Find processes that cause high IO wait
The simplest way to find the culprit is to [use Linux Iotop to check disk IO usage Per process] , by looking at iotop statistics, we can easily guide sshd as the culprit.
Although Iotop is a very powerful tool and is easy to use, it is not installed by default on all Linux operating systems.
[[email protected] ~]# iotop
Total DISK READ : 0.00 B/s | Total DISK WRITE : 0.00 B/s
Actual DISK READ: 0.00 B/s | Actual DISK WRITE: 0.00 B/s
TID PRIO USER DISK READ DISK WRITE SWAPIN IO> COMMAND
1028 be/4 root 0.00 B/s 0.00 B/s 0.00 % 0.00 % sshd
Find which file caused the iowait
The lsof command can show all the files that a process opens, or all the processes that open a file.

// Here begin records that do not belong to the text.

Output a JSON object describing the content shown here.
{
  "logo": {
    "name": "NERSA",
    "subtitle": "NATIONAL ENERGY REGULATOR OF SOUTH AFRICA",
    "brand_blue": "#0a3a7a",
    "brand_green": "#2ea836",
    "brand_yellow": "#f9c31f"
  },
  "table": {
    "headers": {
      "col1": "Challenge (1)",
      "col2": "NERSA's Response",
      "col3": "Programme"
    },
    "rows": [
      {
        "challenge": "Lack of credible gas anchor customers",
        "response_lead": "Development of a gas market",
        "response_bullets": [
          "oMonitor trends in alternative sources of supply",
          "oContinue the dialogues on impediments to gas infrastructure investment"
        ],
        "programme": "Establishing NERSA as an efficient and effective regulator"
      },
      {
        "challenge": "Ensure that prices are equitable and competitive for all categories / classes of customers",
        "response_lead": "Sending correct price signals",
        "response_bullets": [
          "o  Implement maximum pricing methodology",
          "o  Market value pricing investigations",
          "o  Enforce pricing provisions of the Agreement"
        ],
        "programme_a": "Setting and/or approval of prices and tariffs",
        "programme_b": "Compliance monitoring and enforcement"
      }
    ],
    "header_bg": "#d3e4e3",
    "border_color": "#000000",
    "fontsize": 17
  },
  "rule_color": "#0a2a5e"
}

From this list, we can find out exactly what files are written, depending on the size of the file and the specific data of the IO file in/proc
We can use the-p method to reduce the output, PID is the specific process
[dt_code][ ~]# lsof -p 1028
COMMAND PID USER FD TYPE DEVICE SIZE/OFF NODE NAME
sshd 1028 root cwd DIR 253,0 233 64 /
sshd 1028 root rtd DIR 253,0 233 64 /
sshd 1028 root txt REG 253,0 819640 2393730 /usr/sbin/sshd
sshd 1028 root mem REG 253,0 61752 180464 /usr/lib64/libnss_files-2.17.so
sshd 1028 root mem REG 253,0 43928 180476 /usr/lib64/librt-2.17.so
sshd 1028 root mem REG 253,0 15688 269136 /usr/lib64/libkeyutils.so.1.5
sshd 1028 root mem REG 253,0 62744 482870 /usr/lib64/libkrb5support.so.0.1
sshd 1028 root mem REG 253,0 11384 180425 /usr/lib64/libfreebl3.so
sshd 1028 root mem REG 253,0 143352 180472 /usr/lib64/libpthread-2.17.so[/dt_code]
In order to further confirm that these files are read and written frequently, we can view them with the following command.
[dt_code][[email protected] ~] # df / tmp
File system 1K-block used available used% mount point
/ dev / mapper / cl-root 17811456 3981928 13829528 23% /[/dt_code]
From the results of the above command, we can determine that/tmp is the root of our environment’s logical disk.